Taking Care of Your Back – Part 4
Part 4 – Reverse Hyperextensions
by Al Myers
The routine of using a Reverse Hyperextension Machine in your training is nothing new. This exercising device has been around for close to 20 years now, thanks to its inventor Louie Simmons. I remember reading years ago Louie came to develop this machine when he was recovering from a serious back injury, and the only exercise he could do was leg raises while laying on his stomach in his bed after surgery. As he improved, he started letting his legs hang off the bed, and then eventually starting hanging small amounts of weights on his ankles as he did this exercise. He made a full recovery, and returned to high levels of competitive powerlifting, after sustaining an injury that would have left most people as lifelong cripples. He is the ONE who should receive full credit for the invention of the Reverse Hyperextension.

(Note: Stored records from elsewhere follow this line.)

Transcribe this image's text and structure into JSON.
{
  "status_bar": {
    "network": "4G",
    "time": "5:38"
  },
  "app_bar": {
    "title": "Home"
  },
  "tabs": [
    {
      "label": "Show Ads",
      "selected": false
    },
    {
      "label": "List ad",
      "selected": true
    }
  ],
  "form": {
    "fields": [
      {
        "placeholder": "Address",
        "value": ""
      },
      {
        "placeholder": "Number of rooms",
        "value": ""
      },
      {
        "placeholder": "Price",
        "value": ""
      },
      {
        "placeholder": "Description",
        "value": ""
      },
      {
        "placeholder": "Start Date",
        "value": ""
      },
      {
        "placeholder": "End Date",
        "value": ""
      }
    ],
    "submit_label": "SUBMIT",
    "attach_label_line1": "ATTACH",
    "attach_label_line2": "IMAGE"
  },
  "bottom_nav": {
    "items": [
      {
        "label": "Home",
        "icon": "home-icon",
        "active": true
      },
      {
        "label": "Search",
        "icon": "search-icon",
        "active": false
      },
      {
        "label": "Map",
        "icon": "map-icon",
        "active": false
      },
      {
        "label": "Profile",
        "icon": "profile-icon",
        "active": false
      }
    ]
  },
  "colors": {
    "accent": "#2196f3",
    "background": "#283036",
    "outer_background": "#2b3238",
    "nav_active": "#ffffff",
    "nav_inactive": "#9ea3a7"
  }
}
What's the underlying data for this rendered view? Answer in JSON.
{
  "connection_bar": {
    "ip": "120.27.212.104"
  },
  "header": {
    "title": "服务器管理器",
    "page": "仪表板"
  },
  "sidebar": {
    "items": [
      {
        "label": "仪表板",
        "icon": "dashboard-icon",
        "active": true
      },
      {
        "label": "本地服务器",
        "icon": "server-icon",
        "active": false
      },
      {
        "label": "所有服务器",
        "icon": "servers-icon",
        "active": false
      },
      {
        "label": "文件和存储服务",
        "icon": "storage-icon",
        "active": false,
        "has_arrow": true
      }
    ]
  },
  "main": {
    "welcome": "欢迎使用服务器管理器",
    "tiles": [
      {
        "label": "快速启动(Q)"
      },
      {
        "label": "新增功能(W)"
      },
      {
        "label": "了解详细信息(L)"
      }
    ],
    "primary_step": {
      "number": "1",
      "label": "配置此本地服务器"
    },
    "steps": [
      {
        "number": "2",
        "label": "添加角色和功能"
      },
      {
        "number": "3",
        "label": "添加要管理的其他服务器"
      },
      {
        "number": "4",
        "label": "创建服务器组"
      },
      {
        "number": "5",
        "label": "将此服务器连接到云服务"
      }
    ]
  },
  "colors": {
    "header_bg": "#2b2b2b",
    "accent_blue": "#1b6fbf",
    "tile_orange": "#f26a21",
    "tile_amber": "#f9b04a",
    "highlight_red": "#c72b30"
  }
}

I have used the Reverse Hyperextension in many ways, but I have found that the BEST use of it is for back recovery. It has always been part of my “active recovery” back workouts on Thursday. I don’t go very heavy on it, usually just 100 pounds for sets of 10. I only do 4 or 5 sets. This exercise is a non-compressive exercise, meaning that it does not apply any compressive force to the vertebrae. It is the ONLY back exercise that I have found that will “work out the back” at the same time it stretches the back muscles in tension. You will especially feel it in the muscles at the lower lumbar – pelvis tie-ins. You will feel a slight “pump” in these muscles after doing this exercise. This increase in blood flow to these muscles will greatly enhance the back’s recovery from your previous hard deadlifting sessions. Truly an essential exercise that should be part of everyone’s training program! All together you can accomplish this with only 15 minutes per week. I add a unique “twist” to the Reverse Hyperextension by adding a light band to it. This band adds slightly more tension at the “top” of the lift, when your legs are fully extended behind you.
Another exercise I like to do with the Reverse Hyperextension Machine is Leg Curls, to work the hamstrings muscles. I have never read about anyone else doing this particular exercise with this machine, even though I am sure others have. To perform this Leg Curl, my initial movement is to curl the legs, after which I extend the legs behind me (while keeping the legs bent) like a normal Reverse Hyperextension. You will feel the ENTIRE hamstring being involved in this movement, from the knee to the pelvis tie-ins. I used to do recumbent lying leg curls to work my hamstrings, but abandoned that movement in favor of this one. I felt lying leg curls only focused on the lower hamstrings, and didn’t work the upper hamstrings adequately. Again, I’ll do 4-5 sets of 10 of this exercise following my normal Reverse Hyperextensions in another 15 minutes. So there you have it- 30 minutes a week on the Reverse Hyperextension, but with benefits that far exceed that time commitment.
This sums up my Thursday workout. I feel it really helps my back recovery so I can train my back hard twice per week on a regular schedule. Other things – make friends with a good chiropractor and make frequent appointments. A slight shift in vertebral alignments or pelvis alignment needs to be adjusted as soon as it happens to avoid training setbacks. Don’t wait a week and see if things get better – make an appointment immediately!! I don’t have access to massages, but I know some lifters who feel that really helps in back recovery. I use a jacuzzi a few times per week – and I know that helps relax the back which aids in recovery. Occasionally I combine it with a cold shower, or a “cold douche” as my English friends would call it. This was a favorite recovery method used by the great Old-Time Strongman Arthur Saxon.